You are watching Democracy at work. Now Jefferson talked about the need for an informed electorate. What we have is a desperate electorate that will not take the time to be informed.

Chuck Todd had an interesting analysis on NBC's Nightly News today. Those Congress Critters who have recently had a close race, or who expect one this year, voted "no". Those who are in safe seat, not having to weather a recent electoral challenge, voted "yes".

Actually Wes, many of the voters are informed, and what we see is a nonsensical rush to bail out banks (from a "we don't need no stinking regulation of the free market" administration), without any thought or energy given to dealing with the underlying toxic asset problem. The issue has been presented over an dover as one of the underlying loans (mortgages, car loans, student loans, credit cards) being defaulted on, depriving the banks of capitol because their leverage to capitol ratio was too far off. Nothing in the bailout voted on yesterday addressed how to keep those underlying assets from going bad in the first place - which would mean the banks wouldn't have to worry about the leverage/capitol ration on their books. Buying up a bunch of toxic securities that are build out of default prone "assets" without stabilizing the assets is not a good deal for the taxpayers.

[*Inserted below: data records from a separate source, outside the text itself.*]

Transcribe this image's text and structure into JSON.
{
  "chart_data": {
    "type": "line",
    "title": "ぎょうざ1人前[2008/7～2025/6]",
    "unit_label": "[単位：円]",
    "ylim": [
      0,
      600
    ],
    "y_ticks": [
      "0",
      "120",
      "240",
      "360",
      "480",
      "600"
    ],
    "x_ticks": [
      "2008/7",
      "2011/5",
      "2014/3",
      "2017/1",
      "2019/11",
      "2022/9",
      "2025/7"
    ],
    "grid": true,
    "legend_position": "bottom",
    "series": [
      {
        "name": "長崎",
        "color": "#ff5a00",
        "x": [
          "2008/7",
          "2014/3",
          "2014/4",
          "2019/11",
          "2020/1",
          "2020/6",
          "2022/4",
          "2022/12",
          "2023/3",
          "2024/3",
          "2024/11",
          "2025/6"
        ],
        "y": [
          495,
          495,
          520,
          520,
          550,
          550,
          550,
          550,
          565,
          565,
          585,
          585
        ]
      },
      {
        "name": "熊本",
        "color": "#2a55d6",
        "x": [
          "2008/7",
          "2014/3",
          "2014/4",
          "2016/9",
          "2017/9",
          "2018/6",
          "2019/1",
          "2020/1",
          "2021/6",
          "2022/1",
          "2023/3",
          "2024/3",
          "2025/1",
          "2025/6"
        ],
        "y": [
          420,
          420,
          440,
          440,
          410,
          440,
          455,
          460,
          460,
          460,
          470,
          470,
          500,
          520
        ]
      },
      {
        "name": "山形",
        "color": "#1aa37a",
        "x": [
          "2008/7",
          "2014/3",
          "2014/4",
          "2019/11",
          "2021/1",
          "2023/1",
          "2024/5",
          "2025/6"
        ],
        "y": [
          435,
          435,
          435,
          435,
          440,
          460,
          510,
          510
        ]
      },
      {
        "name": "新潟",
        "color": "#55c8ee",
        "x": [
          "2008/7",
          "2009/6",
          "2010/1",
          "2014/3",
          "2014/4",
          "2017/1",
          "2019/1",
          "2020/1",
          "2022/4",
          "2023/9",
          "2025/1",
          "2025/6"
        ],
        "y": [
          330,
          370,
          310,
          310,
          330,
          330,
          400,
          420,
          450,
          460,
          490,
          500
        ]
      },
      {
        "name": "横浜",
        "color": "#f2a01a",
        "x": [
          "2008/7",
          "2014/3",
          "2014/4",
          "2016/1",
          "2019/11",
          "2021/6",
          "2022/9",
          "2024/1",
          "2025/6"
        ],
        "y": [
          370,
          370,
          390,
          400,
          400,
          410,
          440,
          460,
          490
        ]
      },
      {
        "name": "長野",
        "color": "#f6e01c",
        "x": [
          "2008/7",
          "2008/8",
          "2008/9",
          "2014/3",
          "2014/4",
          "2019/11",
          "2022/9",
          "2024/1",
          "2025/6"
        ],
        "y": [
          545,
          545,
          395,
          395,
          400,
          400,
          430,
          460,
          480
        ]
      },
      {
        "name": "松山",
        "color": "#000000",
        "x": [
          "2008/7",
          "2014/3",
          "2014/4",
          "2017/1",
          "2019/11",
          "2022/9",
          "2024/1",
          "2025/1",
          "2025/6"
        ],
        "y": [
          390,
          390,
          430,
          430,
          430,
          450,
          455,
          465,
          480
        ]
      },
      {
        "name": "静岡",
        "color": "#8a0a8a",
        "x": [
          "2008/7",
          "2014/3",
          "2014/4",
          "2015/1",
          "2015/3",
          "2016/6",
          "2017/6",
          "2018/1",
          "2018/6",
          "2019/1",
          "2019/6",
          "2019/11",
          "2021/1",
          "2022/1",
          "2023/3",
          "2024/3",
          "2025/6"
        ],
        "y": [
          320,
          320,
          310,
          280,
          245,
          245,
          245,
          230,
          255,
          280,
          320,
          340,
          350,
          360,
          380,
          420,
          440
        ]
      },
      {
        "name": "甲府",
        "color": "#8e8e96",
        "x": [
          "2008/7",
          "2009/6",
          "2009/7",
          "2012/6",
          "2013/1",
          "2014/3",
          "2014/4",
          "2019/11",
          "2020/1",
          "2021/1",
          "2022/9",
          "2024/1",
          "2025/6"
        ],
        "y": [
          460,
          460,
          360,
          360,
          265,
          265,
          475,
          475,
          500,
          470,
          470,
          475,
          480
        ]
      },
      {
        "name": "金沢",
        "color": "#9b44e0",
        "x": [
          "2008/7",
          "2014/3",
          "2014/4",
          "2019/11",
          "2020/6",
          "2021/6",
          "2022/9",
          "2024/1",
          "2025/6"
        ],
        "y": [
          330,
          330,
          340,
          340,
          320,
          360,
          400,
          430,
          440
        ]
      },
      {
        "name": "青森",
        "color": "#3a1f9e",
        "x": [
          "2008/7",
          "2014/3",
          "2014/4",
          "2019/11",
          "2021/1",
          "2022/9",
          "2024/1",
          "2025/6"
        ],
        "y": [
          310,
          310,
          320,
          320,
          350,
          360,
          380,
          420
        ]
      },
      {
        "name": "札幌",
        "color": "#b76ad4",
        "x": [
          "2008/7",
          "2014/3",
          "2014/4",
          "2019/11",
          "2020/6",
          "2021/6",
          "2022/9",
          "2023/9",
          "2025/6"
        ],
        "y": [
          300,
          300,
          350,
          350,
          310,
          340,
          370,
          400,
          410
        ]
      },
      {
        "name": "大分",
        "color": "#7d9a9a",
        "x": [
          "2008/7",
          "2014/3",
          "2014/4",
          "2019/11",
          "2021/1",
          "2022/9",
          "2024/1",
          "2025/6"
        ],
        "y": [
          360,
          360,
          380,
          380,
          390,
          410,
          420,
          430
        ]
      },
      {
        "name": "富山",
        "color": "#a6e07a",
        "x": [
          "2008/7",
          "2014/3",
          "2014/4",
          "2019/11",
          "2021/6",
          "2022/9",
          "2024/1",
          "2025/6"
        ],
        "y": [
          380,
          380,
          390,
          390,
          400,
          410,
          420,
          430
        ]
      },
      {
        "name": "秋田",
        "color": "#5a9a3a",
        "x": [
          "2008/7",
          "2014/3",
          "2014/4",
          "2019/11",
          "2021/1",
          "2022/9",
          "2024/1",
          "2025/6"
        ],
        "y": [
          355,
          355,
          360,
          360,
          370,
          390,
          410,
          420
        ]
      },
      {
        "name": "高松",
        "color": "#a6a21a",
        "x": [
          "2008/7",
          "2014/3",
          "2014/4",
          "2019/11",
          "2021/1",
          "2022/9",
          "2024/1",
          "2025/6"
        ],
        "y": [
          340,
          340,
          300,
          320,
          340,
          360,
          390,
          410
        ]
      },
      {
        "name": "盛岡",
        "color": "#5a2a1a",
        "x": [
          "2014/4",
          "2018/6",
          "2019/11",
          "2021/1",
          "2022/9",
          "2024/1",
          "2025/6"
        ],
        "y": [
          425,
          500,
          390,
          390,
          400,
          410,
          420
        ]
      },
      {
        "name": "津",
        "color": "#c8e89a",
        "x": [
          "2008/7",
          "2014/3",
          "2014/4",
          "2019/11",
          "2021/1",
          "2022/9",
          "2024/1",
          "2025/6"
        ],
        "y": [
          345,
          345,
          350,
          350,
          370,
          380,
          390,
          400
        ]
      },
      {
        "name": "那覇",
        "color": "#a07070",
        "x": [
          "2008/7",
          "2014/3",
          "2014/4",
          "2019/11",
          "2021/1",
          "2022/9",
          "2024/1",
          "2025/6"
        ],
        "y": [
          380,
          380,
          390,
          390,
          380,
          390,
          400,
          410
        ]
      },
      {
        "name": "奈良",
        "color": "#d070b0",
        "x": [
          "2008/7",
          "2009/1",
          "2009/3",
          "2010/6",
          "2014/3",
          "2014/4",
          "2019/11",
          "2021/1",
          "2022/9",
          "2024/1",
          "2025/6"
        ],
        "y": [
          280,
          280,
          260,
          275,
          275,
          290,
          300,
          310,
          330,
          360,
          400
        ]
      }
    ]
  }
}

Sorry, but I was taught long ago not to give my money away until I knew what it was being spent for, and in this "bailout" I, as a tax payer, don't know what my money is being spent for. And here's the rub - these are the same guys who said we needed to buy up Bear Sterns and let Lehman Brothers fail, and that would be that.

Sheril, you write an amusing column; and get some pretty interesting responses.

By Fred Sauberman (not verified) on 30 Sep 2008 #permalink

I am not an American but I think the proposed bailout was a bad idea. Much better to just guarantee the depositors money in the banks and then let the banks merge, sell out, fail, whatever. The package had too much power going to Treasruy and you know they would do something stupid like pay more than fair value for the financial assets which is partly what casued the problem in the first place.

The biggest danger is loss of confidence. People are still going to work, business still makes and sells product, the houses still exist, it's only the artificail value that people has put on the paper that has gone to hell. However what can cause the economy to tank is lack of confidnece, those with jobs and money stop spending and that puts more people out of work. It's not the markdet that casues recessions, the market is a symptom, it's lack of confidence (and liquidity) that can do you in.

By CanuckRob (not verified) on 30 Sep 2008 #permalink

This whole "Great Depression II" theme is little more than uninformed fear mongering.

It's bad enough that Bush and virtually all the main stream press were doing it to get the bailout passed, but I did not expect to see it here as well.

The bailout of the big wall street banks does little if anything to address the credit crisis, according to most economists.

The latter will require a direct infusion of capital and should (by all rights) also involve partial government ownership of the banks that get the capital.

But of course, Bush is not actually listening to experts whose interest is in helping ordinary Americans.

He has never done so before. Why start now?